Pancreatic cancer derived 3D organoids as a clinical tool to evaluate the treatment response

Hem D Shukla; Tijana Dukic; Sanjit Roy; Binny Bhandary; Andrew Gerry; Yannick Poirier; Narottam Lamichhane; Jason Molitoris; France Carrier; Aditi Banerjee; William F Regine; Jerimy C Polf

doi:10.3389/fonc.2022.1072774

Pancreatic cancer derived 3D organoids as a clinical tool to evaluate the treatment response

Front Oncol. 2023 Jan 12:12:1072774. doi: 10.3389/fonc.2022.1072774. eCollection 2022.

Affiliations

¹ Division of Translational Radiation Sciences, Department of Radiation Oncology, University of Maryland, School of Medicine, Baltimore, MD, United States.
² Division of Medical Physics, Department of Radiation Oncology, University of Maryland, School of Medicine, Baltimore, MD, United States.
³ Department of Pediatrics, University of Maryland School of Medicine, Baltimore, MD, United States.

Abstract

Background and purpose: Pancreatic cancer (PC) is the fourth leading cause of cancer death in both men and women.
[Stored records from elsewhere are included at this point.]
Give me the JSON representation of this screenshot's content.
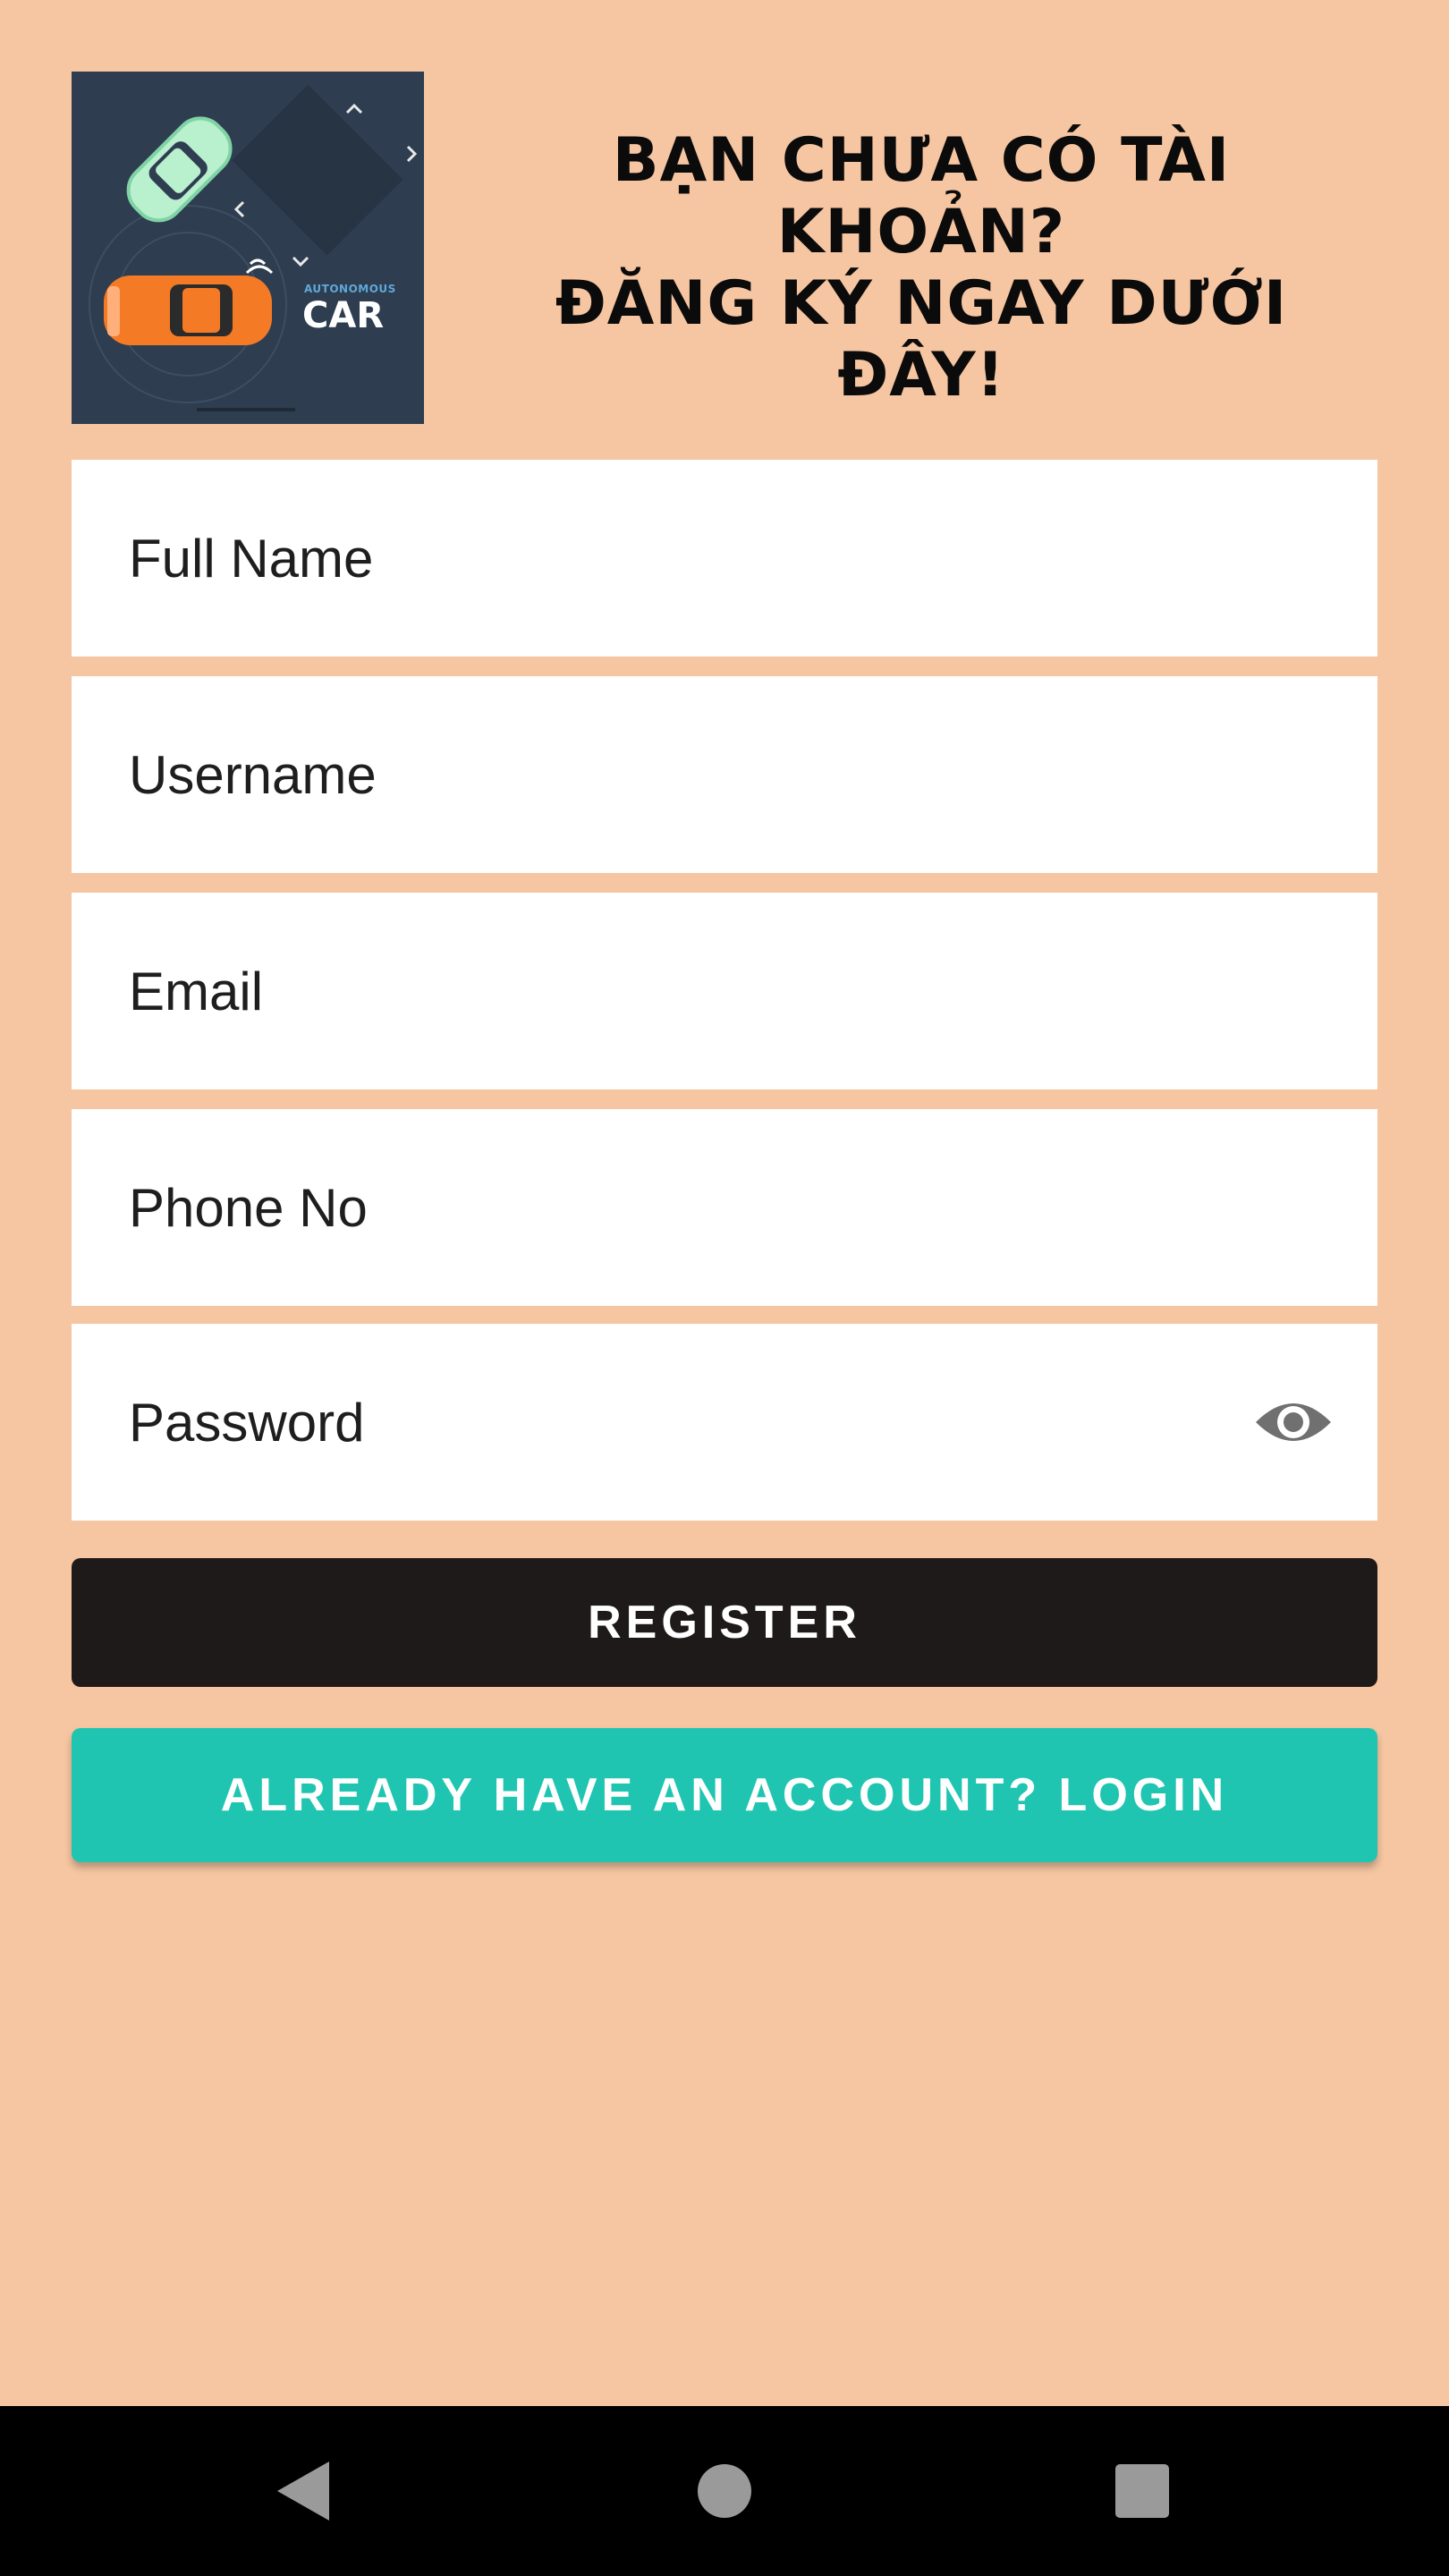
{
  "header": {
    "logo_small_text": "AUTONOMOUS",
    "logo_big_text": "CAR",
    "headline_lines": [
      "BẠN CHƯA CÓ TÀI",
      "KHOẢN?",
      "ĐĂNG KÝ NGAY DƯỚI",
      "ĐÂY!"
    ]
  },
  "form": {
    "full_name_placeholder": "Full Name",
    "username_placeholder": "Username",
    "email_placeholder": "Email",
    "phone_placeholder": "Phone No",
    "password_placeholder": "Password"
  },
  "buttons": {
    "register_label": "REGISTER",
    "login_label": "ALREADY HAVE AN ACCOUNT? LOGIN"
  },
  "icons": {
    "password_toggle": "eye-icon",
    "nav_back": "back-triangle-icon",
    "nav_home": "home-circle-icon",
    "nav_recents": "recents-square-icon"
  },
  "colors": {
    "background": "#f6c5a1",
    "register_button": "#1f1a1a",
    "login_button": "#20c5b2",
    "logo_background": "#2e3d50"
  }
}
The standard of care for patients with locally advanced PC of chemotherapy, stereotactic radiotherapy (RT), or chemo-radiation-therapy has shown highly variable and limited success rates. However, three-dimensional (3D) Pancreatic tumor organoids (PTOs) have shown promise to study tumor response to drugs, and emerging treatments under in vitro conditions. We investigated the potential for using 3D organoids to evaluate the precise radiation and drug dose responses of in vivo PC tumors.

Methods: PTOs were created from mouse pancreatic tumor tissues, and their microenvironment was compared to that of in vivo tumors using immunohistochemical and immunofluorescence staining. The organoids and in vivo PC tumors were treated with fractionated X-ray RT, 3-bromopyruvate (3BP) anti-tumor drug, and combination of 3BP + fractionated RT.

Results: Pancreatic tumor organoids (PTOs) exhibited a similar fibrotic microenvironment and molecular response (as seen by apoptosis biomarker expression) as in vivo tumors. Untreated tumor organoids and in vivo tumor both exhibited proliferative growth of 6 folds the original size after 10 days, whereas no growth was seen for organoids and in vivo tumors treated with 8 (Gray) Gy of fractionated RT. Tumor organoids showed reduced growth rates of 3.2x and 1.8x when treated with 4 and 6 Gy fractionated RT, respectively. Interestingly, combination of 100 µM of 3BP + 4 Gy of RT showed pronounced growth inhibition as compared to 3-BP alone or 4 Gy of radiation alone. Further, positive identification of SOX2, SOX10 and TGFβ indicated presence of cancer stem cells in tumor organoids which might have some role in resistance to therapies in pancreatic cancer.

Conclusions: PTOs produced a similar microenvironment and exhibited similar growth characteristics as in vivo tumors following treatment, indicating their potential for predicting in vivo tumor sensitivity and response to RT and combined chemo-RT treatments.

Keywords: 3D organoids; chemo-radiation therapy; chemotherapy; pancreatic cancer; radiation; treatment response.

Grants and funding

This work was funded by a Research Seed Grant provided by the Department of Radiation Oncology, University of Maryland School of Medicine, and William & Ella Owens Medical Research Foundation to HS.